A stroll through my garden...

Photo credit by Kumico Kim
The Autumn garden stroll has begun. I put on my tall water-proof boots alive with color, and head out in the early morning. The dew is thick as I saunter through the gardens. This walk is different from the spring and summer walks, it is the beginning of the ending garden walks. 

Colors of gold, burgundy, and deep orange are now the norm as I go from bed to bed. Chrysanthemums are rich in foliage and fill the vases in my house as well as the garden perfuming each inch of this old house. The summer sunflowers are heavy with seeds and are already in use by the blue jays. 

The potatoes have long been ready, yet wait for my gardener’s spade to pull them up. Perhaps today as my curiosity cannot wait any longer to see how well they grew down under the ground.

The grass is littered with leaves from the old maple tree, which is the crowning jewel of my backyard. Soon I will pull out the rake and put those rich jewels onto the tops of my flower and garden beds. I only wish we could still burn leaves as my sensory memory aches for the smell of burning leaves. Hopefully a drive through the country will satisfy that on a late fall afternoon.

It is chilly. Not cold enough for the heat to come on, but that chilly refreshing feel of adding an extra blanket and the flannel sheets. Soon that will be the case. As for now, I add an extra sweatshirt and put the kettle on. With cup in hand, my love for gardens extends cross the miles and I remember other gardens. My grandma’s gardens rich in flowers and raspberries and acres of green beans. My own farm garden with rich land and space to plant anything and everything, and I did. However, on this morning I am remembering another garden.

I arrived early. My arrival time was to be 9:00 a.m., but the taxi was quicker than I thought and I found myself wandering around at 8:30 in the morning. There were small lights on inside the house, but I simply sat on the front porch. I remember being chilly as we were deep into the heart of Autumn so I decided to take a stroll through the dew-filled gardens. They were similar to mine…chrysanthemums, marigolds, asters. By 9:00 I was back at the house and I promptly knocked. I was expected. I was invited. The door opened wide and two women opened the door. I stepped over the threshold and burst into tears. This was no ordinary house. This was no ordinary garden. It was the home of Emily Dickinson in the heart of Amherst, Massachusetts. 

I was not there because someone had sent me or I was preparing a research paper, but I was there because I had to be there. The women were a bit surprised by my outburst of tears, but told me it does happen occasionally.
This lovely day did not happen without great research, however. I spent over two years reading all of her poetry, reading everything she read, and reading as much as I could about her! (This is how I do all my own research!) Therefore, I was prepared with questions and possibilities. The docents let me lower her basket out of her bedroom window. The basket that once held gingerbread for the neighborhood children. They would reward her in return with small notes and flowers. They let me sit up on the landing where Emily sat watching and listening to company when she did not go downstairs. I sat on the same stoop, but the docents said they could see me. I was confused. Emily said no one could see her. Then we realized the house had been electrified, and with the lights out, I was invisible.

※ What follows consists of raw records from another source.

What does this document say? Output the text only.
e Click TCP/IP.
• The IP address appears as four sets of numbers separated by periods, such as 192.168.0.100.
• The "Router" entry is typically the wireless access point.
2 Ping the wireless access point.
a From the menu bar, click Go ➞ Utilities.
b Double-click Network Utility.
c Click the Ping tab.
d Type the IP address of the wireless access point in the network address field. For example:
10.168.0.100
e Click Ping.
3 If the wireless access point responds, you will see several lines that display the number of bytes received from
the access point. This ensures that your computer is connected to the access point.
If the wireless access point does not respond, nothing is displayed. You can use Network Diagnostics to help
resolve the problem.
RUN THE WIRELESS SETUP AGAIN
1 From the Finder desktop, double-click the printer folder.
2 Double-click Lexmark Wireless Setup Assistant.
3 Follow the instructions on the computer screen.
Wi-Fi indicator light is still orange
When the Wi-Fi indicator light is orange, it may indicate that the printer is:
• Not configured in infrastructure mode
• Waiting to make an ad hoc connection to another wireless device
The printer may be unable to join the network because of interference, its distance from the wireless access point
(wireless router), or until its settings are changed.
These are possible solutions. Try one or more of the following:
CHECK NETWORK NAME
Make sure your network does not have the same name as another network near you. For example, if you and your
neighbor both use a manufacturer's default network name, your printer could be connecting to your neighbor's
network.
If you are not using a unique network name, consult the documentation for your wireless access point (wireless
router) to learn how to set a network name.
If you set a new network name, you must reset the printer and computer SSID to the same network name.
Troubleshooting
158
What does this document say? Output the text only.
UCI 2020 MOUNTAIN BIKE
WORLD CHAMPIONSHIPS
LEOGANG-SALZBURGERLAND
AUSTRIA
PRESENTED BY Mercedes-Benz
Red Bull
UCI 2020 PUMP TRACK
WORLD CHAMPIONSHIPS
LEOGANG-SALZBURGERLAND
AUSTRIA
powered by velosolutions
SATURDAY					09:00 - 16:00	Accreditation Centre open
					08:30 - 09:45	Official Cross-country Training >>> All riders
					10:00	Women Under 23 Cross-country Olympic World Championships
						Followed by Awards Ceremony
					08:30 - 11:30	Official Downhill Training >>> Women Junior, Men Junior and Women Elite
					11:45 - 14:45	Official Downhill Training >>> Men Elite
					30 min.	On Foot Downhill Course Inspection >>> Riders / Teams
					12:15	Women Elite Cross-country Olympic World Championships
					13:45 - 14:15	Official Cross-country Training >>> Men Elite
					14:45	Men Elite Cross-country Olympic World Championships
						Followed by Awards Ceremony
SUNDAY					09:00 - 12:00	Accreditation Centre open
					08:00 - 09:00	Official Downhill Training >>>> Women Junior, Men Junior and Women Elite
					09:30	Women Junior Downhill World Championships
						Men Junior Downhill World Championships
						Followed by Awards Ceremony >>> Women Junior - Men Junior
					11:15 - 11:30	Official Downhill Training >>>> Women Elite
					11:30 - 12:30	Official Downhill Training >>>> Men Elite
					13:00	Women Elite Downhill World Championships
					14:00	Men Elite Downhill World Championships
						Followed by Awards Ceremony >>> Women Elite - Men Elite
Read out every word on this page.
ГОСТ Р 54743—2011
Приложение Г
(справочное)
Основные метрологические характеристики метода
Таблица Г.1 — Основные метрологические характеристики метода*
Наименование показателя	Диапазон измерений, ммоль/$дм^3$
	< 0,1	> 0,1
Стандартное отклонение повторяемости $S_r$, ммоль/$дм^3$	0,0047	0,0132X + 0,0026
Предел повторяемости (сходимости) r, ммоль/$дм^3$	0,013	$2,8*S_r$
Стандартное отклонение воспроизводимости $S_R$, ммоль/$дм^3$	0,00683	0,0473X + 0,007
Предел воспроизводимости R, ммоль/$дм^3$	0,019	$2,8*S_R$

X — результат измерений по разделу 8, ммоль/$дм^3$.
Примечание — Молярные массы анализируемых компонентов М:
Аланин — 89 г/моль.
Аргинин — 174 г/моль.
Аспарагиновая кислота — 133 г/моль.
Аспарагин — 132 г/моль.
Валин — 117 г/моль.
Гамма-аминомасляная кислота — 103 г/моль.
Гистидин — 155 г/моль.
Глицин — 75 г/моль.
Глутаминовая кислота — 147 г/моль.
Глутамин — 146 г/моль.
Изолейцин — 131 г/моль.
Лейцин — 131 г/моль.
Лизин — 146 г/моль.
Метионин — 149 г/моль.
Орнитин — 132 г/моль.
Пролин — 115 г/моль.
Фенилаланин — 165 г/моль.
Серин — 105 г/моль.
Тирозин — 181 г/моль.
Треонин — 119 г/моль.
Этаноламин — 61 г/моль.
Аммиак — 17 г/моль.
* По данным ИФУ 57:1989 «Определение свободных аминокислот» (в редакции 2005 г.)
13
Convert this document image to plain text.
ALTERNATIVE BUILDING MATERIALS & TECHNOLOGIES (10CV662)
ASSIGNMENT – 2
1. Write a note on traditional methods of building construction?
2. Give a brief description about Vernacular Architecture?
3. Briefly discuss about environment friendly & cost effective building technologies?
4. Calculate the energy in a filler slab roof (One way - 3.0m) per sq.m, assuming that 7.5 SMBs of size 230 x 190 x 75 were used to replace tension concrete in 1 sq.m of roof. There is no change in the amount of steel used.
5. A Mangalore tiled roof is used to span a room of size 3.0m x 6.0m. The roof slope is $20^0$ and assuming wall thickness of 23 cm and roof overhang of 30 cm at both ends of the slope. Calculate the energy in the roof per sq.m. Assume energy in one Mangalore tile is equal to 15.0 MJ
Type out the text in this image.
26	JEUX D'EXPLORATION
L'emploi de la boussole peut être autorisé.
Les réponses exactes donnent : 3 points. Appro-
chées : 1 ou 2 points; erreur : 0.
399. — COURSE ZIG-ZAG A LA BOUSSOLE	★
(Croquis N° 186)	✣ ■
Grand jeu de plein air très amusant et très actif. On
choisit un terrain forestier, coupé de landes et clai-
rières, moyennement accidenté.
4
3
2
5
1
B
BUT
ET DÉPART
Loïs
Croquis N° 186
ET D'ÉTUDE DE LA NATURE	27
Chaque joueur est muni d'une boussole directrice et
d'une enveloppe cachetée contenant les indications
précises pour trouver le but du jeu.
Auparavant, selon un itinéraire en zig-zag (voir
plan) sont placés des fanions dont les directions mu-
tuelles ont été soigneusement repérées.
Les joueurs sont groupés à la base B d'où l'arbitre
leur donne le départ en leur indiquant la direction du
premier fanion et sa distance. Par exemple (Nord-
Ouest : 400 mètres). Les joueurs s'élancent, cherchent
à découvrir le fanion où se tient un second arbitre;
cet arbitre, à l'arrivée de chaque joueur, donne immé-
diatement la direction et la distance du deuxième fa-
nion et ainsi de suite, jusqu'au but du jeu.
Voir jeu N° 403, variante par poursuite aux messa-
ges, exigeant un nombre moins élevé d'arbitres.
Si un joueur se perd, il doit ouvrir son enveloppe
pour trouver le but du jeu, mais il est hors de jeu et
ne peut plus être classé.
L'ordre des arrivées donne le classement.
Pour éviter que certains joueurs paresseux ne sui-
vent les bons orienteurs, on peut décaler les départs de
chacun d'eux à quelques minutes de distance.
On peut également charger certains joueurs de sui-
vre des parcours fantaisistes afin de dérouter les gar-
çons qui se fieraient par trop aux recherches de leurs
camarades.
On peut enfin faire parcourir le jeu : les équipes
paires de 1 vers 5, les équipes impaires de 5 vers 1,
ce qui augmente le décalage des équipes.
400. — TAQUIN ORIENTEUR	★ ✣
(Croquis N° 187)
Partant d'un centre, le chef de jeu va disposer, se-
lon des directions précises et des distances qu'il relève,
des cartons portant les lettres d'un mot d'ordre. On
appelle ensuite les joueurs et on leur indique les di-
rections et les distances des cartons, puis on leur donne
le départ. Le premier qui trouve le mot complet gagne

I followed the pathway of her coffin down the hallway, out the back door, into the alley, and into the graveyard. I knelt by her tombstone that simply says, “Called Back.”

One last stroll through the gardens with the part time gardener. He told me about great plans to resurrect her orchard and other newly discovered flowers. He leaned again the hoe on that late day in Autumn reciting poetry to me. 

“Besides the autumn poets sing
A few prosaic days
A little this side of the snow
And that side of the Haze.”

Yes, indeed, it is Autumn in your garden, and in mine.